Pete acts as a tour guide for the week, and with his 15-year-old staffy, Lulu, we head out in a rickety old Renault Clio, which huffs and puffs up the island’s steep highways, through long mountain tunnels, and along winding dusty dirt tracks.

Madeira is on a dormant volcano and the fertile soils have produced a lush landscape. We drive past elegantly landscaped rows of trees, African tulip with their bright red flappy flowers and tall eucalyptus interspersed with clusters of purple shrubs and palm trees.

“You see how the mountain looks like it has steps?” Pete says, gesturing at the terraces staggered on the mountains. “They’re farms.” The landscape has forced local people to farm vertically; they mostly grow bananas for the Portuguese mainland and grapes for madeira wine.

Off road are an abundance of trails to hike, caves to explore, beaches and taverns. Outside Funchal, it’s all reasonably priced. In fact, it’s a steal. Pints on parts of the island cost a couple of euros, and almost every bar serves drinks with a hearty portion of pickled lupins beans, monkey nuts and occasionally chicken wings and salted fish; you could probably eat a day’s fill here for the cost of a pint in the West End of London.

After touring the island on wheels, Pete and I join a whale-watching trip on the Atlantic. The water is choppy, waves crashing on board the boat and drenching me. I’m starting to feel this isn’t worth it, as we’ve been at this an hour and still haven’t seen a hint of a fin. Then, in my periphery, I see a bottlenose dolphin jump out of the water and suddenly we’re surrounded by dozens of them. Our skipper drops anchor and invites us to go for a dip, with a few sliding over starboard to get a closer look. I don’t join in. I can’t swim and I can see the cute rascals fine from my little perch onboard. After the pod has had enough of us gawkers, it swims away and we head to shore.

Back on land and it’s time to explore Machico. Pete is on first-name terms with most of bar owners in town. “Every pub here prides itself on its poncha,” he says. Poncha is a fruity cocktail usually made with honey, sugar, lemon and orange juice and the spirit aguardiente. “Try this, it will blow your socks off!” Pete says. “Wait are you having one?” I ask as my throat burns. “No chance.”

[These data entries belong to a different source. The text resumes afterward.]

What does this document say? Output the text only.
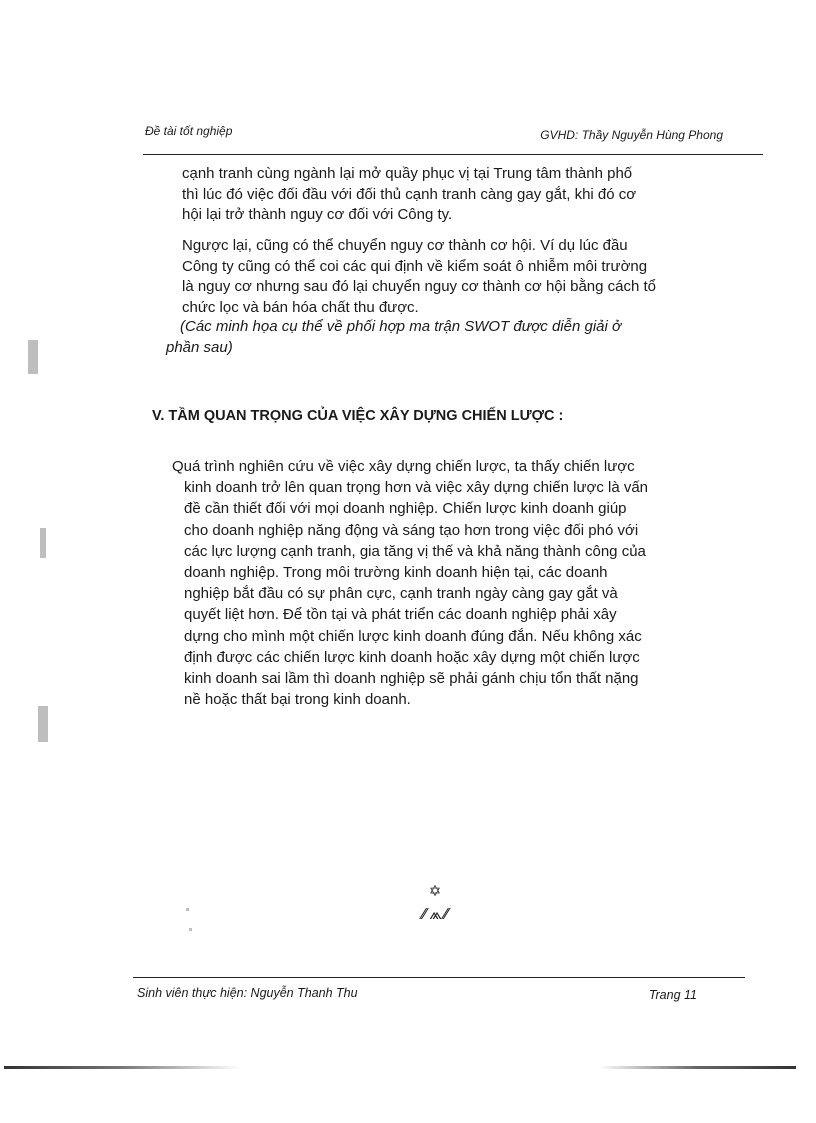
Đề tài tốt nghiệp	GVHD: Thầy Nguyễn Hùng Phong

cạnh tranh cùng ngành lại mở quầy phục vị tại Trung tâm thành phố
thì lúc đó việc đối đầu với đối thủ cạnh tranh càng gay gắt, khi đó cơ
hội lại trở thành nguy cơ đối với Công ty.

Ngược lại, cũng có thể chuyển nguy cơ thành cơ hội. Ví dụ lúc đầu
Công ty cũng có thể coi các qui định về kiểm soát ô nhiễm môi trường
là nguy cơ nhưng sau đó lại chuyển nguy cơ thành cơ hội bằng cách tổ
chức lọc và bán hóa chất thu được.

(Các minh họa cụ thể về phối hợp ma trận SWOT được diễn giải ở
phần sau)

V. TẦM QUAN TRỌNG CỦA VIỆC XÂY DỰNG CHIẾN LƯỢC :

Quá trình nghiên cứu về việc xây dựng chiến lược, ta thấy chiến lược
kinh doanh trở lên quan trọng hơn và việc xây dựng chiến lược là vấn
đề cần thiết đối với mọi doanh nghiệp. Chiến lược kinh doanh giúp
cho doanh nghiệp năng động và sáng tạo hơn trong việc đối phó với
các lực lượng cạnh tranh, gia tăng vị thế và khả năng thành công của
doanh nghiệp. Trong môi trường kinh doanh hiện tại, các doanh
nghiệp bắt đầu có sự phân cực, cạnh tranh ngày càng gay gắt và
quyết liệt hơn. Để tồn tại và phát triển các doanh nghiệp phải xây
dựng cho mình một chiến lược kinh doanh đúng đắn. Nếu không xác
định được các chiến lược kinh doanh hoặc xây dựng một chiến lược
kinh doanh sai lầm thì doanh nghiệp sẽ phải gánh chịu tổn thất nặng
nề hoặc thất bại trong kinh doanh.

✡
⁄⁄ ⩕ ⁄⁄
Sinh viên thực hiện: Nguyễn Thanh Thu	Trang 11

This traditional version is known locally as the Fisherman, after the fishers who invented it to warm their cockles on the high seas. Many bars have their own twist on the drink. I tried the Tomato Inglés, a tangy iteration made from tomatoes and brandy, then the Tangerina, made from tangerines and whiskey. I even found a luminous green Korean poncha made from ginger, served exclusively on Machico’s promenade.

Be warned, the alcohol volume of these drinks ranges from 17-70%. Joel, the exuberant owner of a sports bar in Machico, spends nearly an hour pleading with me not to try his poncha. I thought this was a peculiar sales strategy, but he says it is because he can’t guarantee where I’d wake up the next day. When I finally try it, he races behind his bar and wildly rings the bell for last orders. “Vamos,” he bellows.

Pete loves it here and I can see why. The mountainous landscape drips tranquility, the local people are friendly, the cost of living is lower than in the UK and the pace of life, especially in Machico, is perfect for retirement.

If piña coladas, sun loungers, kitsch and sundry holiday paraphernalia is all you’re after, then you can find that in Madeira, but this island has more. In fact, it has a little something for everyone.